I’m part of the revolution and I’ve closely watched the outcry from established authors and those who aspire to be published by legacy publishers.
To tell you the truth, I don’t blame the “legacy” authors for being frightened. For 20 – 40 years they have been part of a system that has worked for them, and now the rules and the world are changing, and it’s scary. When I first aspired to join them, publishing houses were friendly-seeming places where authors were nurtured. I sent my first novel to Doubleday and after six months received a genuinely regretful note of rejection that it was a good book, “with many fine moments,” but “we don’t know how we would sell it.” It didn’t fit into their categories. Much later, after several careers writing other things, I wrote my first novel, which surprised me no end by winning the 2009 Spur for Best First Novel.

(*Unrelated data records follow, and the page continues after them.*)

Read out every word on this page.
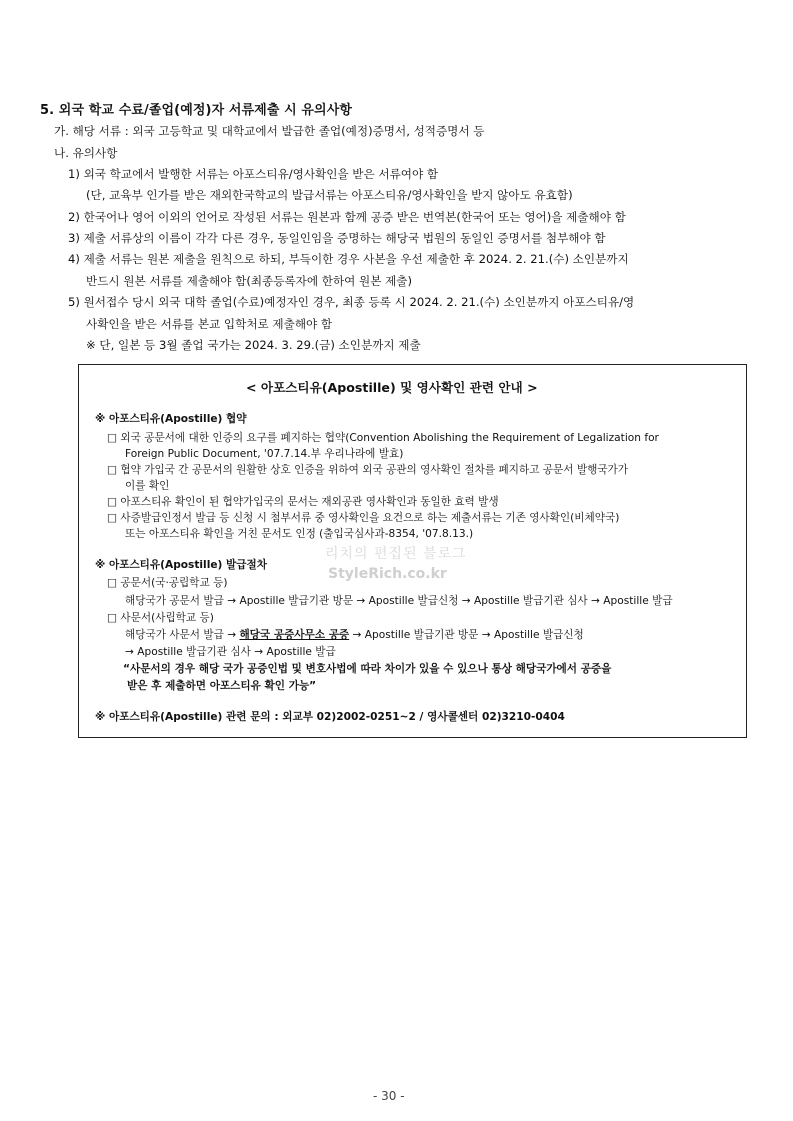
5. 외국 학교 수료/졸업(예정)자 서류제출 시 유의사항
가. 해당 서류 : 외국 고등학교 및 대학교에서 발급한 졸업(예정)증명서, 성적증명서 등
나. 유의사항
1) 외국 학교에서 발행한 서류는 아포스티유/영사확인을 받은 서류여야 함
(단, 교육부 인가를 받은 재외한국학교의 발급서류는 아포스티유/영사확인을 받지 않아도 유효함)
2) 한국어나 영어 이외의 언어로 작성된 서류는 원본과 함께 공증 받은 번역본(한국어 또는 영어)을 제출해야 함
3) 제출 서류상의 이름이 각각 다른 경우, 동일인임을 증명하는 해당국 법원의 동일인 증명서를 첨부해야 함
4) 제출 서류는 원본 제출을 원칙으로 하되, 부득이한 경우 사본을 우선 제출한 후 2024. 2. 21.(수) 소인분까지
반드시 원본 서류를 제출해야 함(최종등록자에 한하여 원본 제출)
5) 원서접수 당시 외국 대학 졸업(수료)예정자인 경우, 최종 등록 시 2024. 2. 21.(수) 소인분까지 아포스티유/영
사확인을 받은 서류를 본교 입학처로 제출해야 함
※ 단, 일본 등 3월 졸업 국가는 2024. 3. 29.(금) 소인분까지 제출
< 아포스티유(Apostille) 및 영사확인 관련 안내 >
※ 아포스티유(Apostille) 협약
□ 외국 공문서에 대한 인증의 요구를 폐지하는 협약(Convention Abolishing the Requirement of Legalization for
Foreign Public Document, '07.7.14.부 우리나라에 발효)
□ 협약 가입국 간 공문서의 원활한 상호 인증을 위하여 외국 공관의 영사확인 절차를 폐지하고 공문서 발행국가가
이를 확인
□ 아포스티유 확인이 된 협약가입국의 문서는 재외공관 영사확인과 동일한 효력 발생
□ 사증발급인정서 발급 등 신청 시 첨부서류 중 영사확인을 요건으로 하는 제출서류는 기존 영사확인(비체약국)
또는 아포스티유 확인을 거친 문서도 인정 (출입국심사과-8354, '07.8.13.)
리치의 편집된 블로그
※ 아포스티유(Apostille) 발급절차
StyleRich.co.kr
□ 공문서(국·공립학교 등)
해당국가 공문서 발급 → Apostille 발급기관 방문 → Apostille 발급신청 → Apostille 발급기관 심사 → Apostille 발급
□ 사문서(사립학교 등)
해당국가 사문서 발급 → 해당국 공증사무소 공증 → Apostille 발급기관 방문 → Apostille 발급신청
→ Apostille 발급기관 심사 → Apostille 발급
“사문서의 경우 해당 국가 공증인법 및 변호사법에 따라 차이가 있을 수 있으나 통상 해당국가에서 공증을
받은 후 제출하면 아포스티유 확인 가능”
※ 아포스티유(Apostille) 관련 문의 : 외교부 02)2002-0251~2 / 영사콜센터 02)3210-0404
- 30 -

By then, Westerns were out of favor with the literati, who apparently deemed them inferior to “culture” or “literature.” It was a long time since Larry McMurtry’s Lonesome Dove won the Pulitzer in 1986. The literati are the people Michael Hyatt, former CEO of Thomas Nelson, called “the guild,” the mostly New York-based crowd that considers itself the educated, who know what literature is and which books deserve to be published. They, I suspect, are the “gatekeepers” we hear so much about. (Thomas Nelson, founded in 1798, was purchased this year by HarperCollins. It rattled the publishing industry by establishing WestBow Press, its self-publishing subsidiary.)
This article, along with other defenders of the way-things-have-been, want the world to believe that books written by legacy authors are “literature” and those published by us self-publishers are crap. Most are, but much of what the legacy publishers foist on us is crap, too. Yet their defenders see us as nothing more than barbarians at the gates of civilization, so they run around crying, “The sky is falling! The sky is falling!”
It’s doing no such thing. Admittedly, it’s a sea change in the publishing industry, and change brings about alarming discomfort. I’m sympathetic to that. The world I was born into is not the one I’m living in. The recession we’re in now is the third or fourth since I became an adult. (I’ve lost count.)
Complaining doesn’t stop change. And I fail to see what the doom-sayers can do to affect this change we in. Ultimately, it’ll be good for people. It already is; it opens up a publishing avenue for those whose books are out of fashion, or hard to categorize. We can find an audience without waiting for someone to beckon us into the inner sanctum first.
All you have to do to relax and enjoy it is to love democracy. It’s the American way.